Se poi si osserva, con uno sguardo da fuori, come venga affidata la cosa pubblica in questi ultimi vent’anni a chi ama erigere a sistema la regola d’oro “fare i propri interessi”, si può intuire dove porti questa dinamica amara. Tutto si vende, tutto si compra. Anche le persone diventano merce, perfino i parlamentari. Ultimamente un’altra forza politica giovane – che ha captato e concentrato la disperazione della nostra gente - sembra giocare con un atteggiamento di inconclusione, di isolamento, di autosufficienza. Sembra continuare inutilmente quella “pars destruens”, incapace di impegnarsi nella parte complementare e successiva, come spiegava il filosofo Bacone, la “pars costruens”. Sì, un raffinato francese, quando vivevo in Francia, qualora si parlasse di italiani usava ripetere come un ritornello: “Ah les Italiens!... teatranti... commedianti...” Faceva sorridere, amaramente.

In questi mesi migliaia di giovani italiani vengono all’estero o piovono a Londra in cerca di fortuna. Ci si chiede come una nazione possa prendersi il lusso infelice di preparare per anni un diplomato o un laureato e poi vederselo partire alla disperata per entrare semmai nel mercato altrove. Così perfino l’Australia e la Nuova Zelanda, terre lontanissime, incantano i nostri giovani. Sono decisamente dinamiche di morte che un Paese imbocca.

Marcello, invece, siciliano, da quarant’anni a Londra, spontaneamente vi confessa: “Ogni volta che sono in Italia devo litigare... Vado a comperare un pacchetto di sigarette e stanno chiaccherando... scusa potete smettere e venirmi a servire?!” gli tocca sbottare dopo un po’. Forse, in fondo, è questo che è scomparso da noi: il senso dell’altro. Il senso degli altri. Il valore di una comunità. Esiste solo il mio io e tutta la libertà possibile.

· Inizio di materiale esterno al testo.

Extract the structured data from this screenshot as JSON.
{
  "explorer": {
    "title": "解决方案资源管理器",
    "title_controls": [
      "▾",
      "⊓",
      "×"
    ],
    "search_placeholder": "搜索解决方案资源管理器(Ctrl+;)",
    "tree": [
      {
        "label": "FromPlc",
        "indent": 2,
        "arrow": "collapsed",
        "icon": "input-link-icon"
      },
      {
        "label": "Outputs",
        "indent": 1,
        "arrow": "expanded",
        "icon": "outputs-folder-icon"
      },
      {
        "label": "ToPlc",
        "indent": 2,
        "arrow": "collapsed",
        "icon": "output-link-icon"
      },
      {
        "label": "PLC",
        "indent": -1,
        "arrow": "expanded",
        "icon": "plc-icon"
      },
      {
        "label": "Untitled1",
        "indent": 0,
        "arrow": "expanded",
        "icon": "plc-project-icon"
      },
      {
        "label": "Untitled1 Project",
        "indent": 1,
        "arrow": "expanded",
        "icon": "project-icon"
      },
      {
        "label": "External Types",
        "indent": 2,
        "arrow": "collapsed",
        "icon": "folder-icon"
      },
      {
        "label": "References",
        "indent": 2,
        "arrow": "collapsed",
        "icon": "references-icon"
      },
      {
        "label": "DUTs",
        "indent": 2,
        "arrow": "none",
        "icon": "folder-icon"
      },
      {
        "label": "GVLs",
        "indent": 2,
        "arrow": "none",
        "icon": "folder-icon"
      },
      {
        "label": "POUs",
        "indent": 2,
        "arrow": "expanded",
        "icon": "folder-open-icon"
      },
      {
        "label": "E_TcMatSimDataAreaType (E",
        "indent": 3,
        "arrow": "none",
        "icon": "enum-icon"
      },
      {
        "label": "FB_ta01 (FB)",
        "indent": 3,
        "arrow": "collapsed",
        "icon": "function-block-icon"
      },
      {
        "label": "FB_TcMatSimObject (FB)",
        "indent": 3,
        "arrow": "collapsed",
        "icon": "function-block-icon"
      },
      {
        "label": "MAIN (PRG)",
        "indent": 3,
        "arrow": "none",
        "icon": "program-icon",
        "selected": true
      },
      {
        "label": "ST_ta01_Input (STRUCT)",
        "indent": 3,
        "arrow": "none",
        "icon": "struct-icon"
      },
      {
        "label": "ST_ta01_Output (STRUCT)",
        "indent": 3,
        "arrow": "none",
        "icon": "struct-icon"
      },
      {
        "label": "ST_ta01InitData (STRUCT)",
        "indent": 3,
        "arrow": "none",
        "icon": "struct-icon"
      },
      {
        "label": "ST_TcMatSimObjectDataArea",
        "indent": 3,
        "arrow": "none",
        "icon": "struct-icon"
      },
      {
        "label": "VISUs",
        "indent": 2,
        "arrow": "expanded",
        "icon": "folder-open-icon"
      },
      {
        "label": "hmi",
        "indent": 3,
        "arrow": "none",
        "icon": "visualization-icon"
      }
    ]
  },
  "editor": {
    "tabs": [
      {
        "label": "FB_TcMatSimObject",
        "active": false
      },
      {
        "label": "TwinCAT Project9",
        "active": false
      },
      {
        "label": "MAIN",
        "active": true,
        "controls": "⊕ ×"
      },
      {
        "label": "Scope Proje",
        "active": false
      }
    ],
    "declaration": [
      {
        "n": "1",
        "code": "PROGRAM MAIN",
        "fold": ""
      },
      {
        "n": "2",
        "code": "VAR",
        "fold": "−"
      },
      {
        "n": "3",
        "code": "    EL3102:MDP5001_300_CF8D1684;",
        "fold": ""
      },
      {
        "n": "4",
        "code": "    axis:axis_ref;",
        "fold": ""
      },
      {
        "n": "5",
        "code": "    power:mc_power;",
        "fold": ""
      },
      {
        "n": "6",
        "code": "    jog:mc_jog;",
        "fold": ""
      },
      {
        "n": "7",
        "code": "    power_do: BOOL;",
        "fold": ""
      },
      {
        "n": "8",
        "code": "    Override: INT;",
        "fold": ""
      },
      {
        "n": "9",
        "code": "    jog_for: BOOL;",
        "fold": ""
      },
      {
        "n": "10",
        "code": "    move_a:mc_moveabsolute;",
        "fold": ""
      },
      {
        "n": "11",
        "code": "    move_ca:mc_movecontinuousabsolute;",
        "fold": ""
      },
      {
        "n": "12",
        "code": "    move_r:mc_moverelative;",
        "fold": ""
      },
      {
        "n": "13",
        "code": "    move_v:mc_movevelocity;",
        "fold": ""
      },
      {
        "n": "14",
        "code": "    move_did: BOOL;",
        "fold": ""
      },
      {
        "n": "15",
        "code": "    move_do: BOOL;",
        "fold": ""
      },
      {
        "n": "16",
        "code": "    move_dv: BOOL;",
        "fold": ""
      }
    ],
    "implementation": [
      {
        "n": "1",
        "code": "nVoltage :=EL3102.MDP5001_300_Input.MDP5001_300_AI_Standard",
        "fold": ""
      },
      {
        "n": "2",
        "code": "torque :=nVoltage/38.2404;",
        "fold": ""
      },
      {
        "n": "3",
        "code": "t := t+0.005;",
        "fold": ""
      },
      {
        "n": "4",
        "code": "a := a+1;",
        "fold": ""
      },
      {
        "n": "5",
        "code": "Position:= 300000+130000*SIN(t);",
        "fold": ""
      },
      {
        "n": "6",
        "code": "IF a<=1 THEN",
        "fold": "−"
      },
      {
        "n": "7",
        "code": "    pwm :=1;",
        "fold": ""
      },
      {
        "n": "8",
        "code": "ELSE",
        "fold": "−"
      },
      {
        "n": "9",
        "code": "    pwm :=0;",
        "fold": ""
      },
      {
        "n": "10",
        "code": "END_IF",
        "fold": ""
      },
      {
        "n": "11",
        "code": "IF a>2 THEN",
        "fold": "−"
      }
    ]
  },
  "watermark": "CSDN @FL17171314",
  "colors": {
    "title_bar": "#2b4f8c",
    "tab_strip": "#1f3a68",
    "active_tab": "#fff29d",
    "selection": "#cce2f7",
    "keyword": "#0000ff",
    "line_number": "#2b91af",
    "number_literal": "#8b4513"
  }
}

Da poco, poi, è arrivato da lontano un nuovo papa. Pare aggiungersi al nostro popolo come quello straniero che si aggiunse ai due discepoli di Emmaus nel loro cammino. E, come allora per loro, ci fa capire la nostra storia, ci fa rileggere insieme il nostro percorso. Ricordando, per esempio, quanto è grande aver avuto proprio tra di noi il più bello dei figli di Assisi, Francesco. Quanto è vera la testimonianza di una Chiesa povera che si dedica ai poveri. Abbiamo adorato, invece, per anni il denaro, tanto da diventare il nostro idolo. Il centro dei nostri discorsi. Il cuore dei nostri interessi.

Preferire continuamente dinamiche di morte a quelle di vita significa togliersi la vita con le proprie stesse mani. Un istinto suicidario per un Paese. Forse non lo si è ancora capito, commentava giorni fa un emigrato italiano, forse non si è ancora toccato il fondo. Capire, così, la triste verità di questi anni e la zavorra di ogni genere che ci impedisce di cantare con un indimenticabile Modugno: “Volare!”